Breastfeeding and Obesity

Given that obese women are less likely to initiate and continue to breastfeed, special consideration should be given to agencies that improve breastfeeding in this special population. Infants born to obese women are more likely to become obese as adults and would benefit from the protection that breastfeeding offers against obesity. Likewise, obese women who breastfeed may have better post-partum weight loss than those who do not breastfeed. Researchers have suggested that women who are obese may experience delayed lactogenesis. This may result in early use of artificial milk which further perpetuates establishment of the maternal milk supply. Given the known risk for lack of initiation and continuation in this population, those agencies that provide pre-and post- partum high risk consultation with the RDN and Lactation Consultant (IBCLC) that results in increased initiation and duration rates should be tracked.
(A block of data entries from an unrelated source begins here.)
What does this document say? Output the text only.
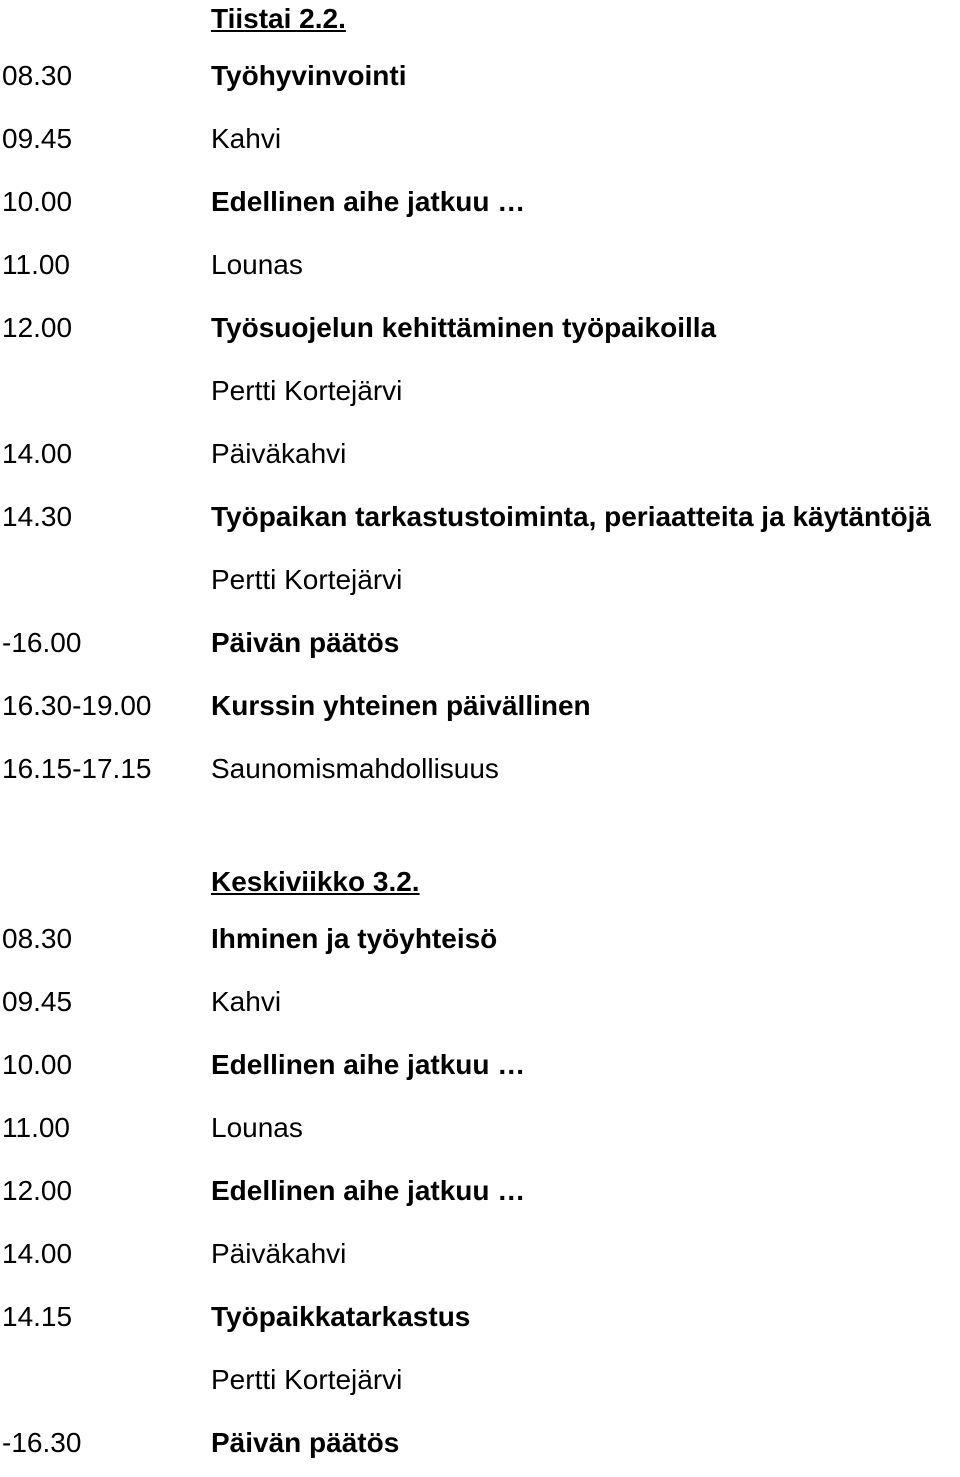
Tiistai 2.2.
08.30	Työhyvinvointi
09.45	Kahvi
10.00	Edellinen aihe jatkuu …
11.00	Lounas
12.00	Työsuojelun kehittäminen työpaikoilla
Pertti Kortejärvi
14.00	Päiväkahvi
14.30	Työpaikan tarkastustoiminta, periaatteita ja käytäntöjä
Pertti Kortejärvi
-16.00	Päivän päätös
16.30-19.00 Kurssin yhteinen päivällinen
16.15-17.15 Saunomismahdollisuus
Keskiviikko 3.2.
08.30	Ihminen ja työyhteisö
09.45	Kahvi
10.00	Edellinen aihe jatkuu …
11.00	Lounas
12.00	Edellinen aihe jatkuu …
14.00	Päiväkahvi
14.15	Työpaikkatarkastus
Pertti Kortejärvi
-16.30	Päivän päätös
Breastfeeding Awards and Caseload Allocation

The Academy believes that agencies that demonstrate improved breastfeeding rates among participants, especially those from specific populations at-risk for unsuccessful lactation, should receive additional caseload opportunities outside of that inherently granted through equity based on priorities. We suggest that these agencies be given a one-time "bonus" equity increase in addition to any funds awarded through the recognition process and routine adjustments.

The Academy appreciates the opportunity to comment on this important initiative; please contact either Jeanne Blankenship at 202/775-8277, ext. 6004 or by email at or Pepin Tuma at 202/775-8277, ext. 6001 or by email at with any questions or requests for additional information.


Jeanne Blankenship, MS, RDN
Vice President, Policy Initiatives and Advocacy

Pepin Andrew Tuma, Esq.
Director, Regulatory Affairs

1 The Surgeon General's Call to Action to Support Breastfeeding (2011). Washington DC: United States Public Health Services, Accessed November 24, 2014.
2 Weimer, J. (2001). The economic benefits of breastfeeding: a review and analysis (Report No. 13). Washington DC: U.S. Department of Agriculture, Economic Research Service.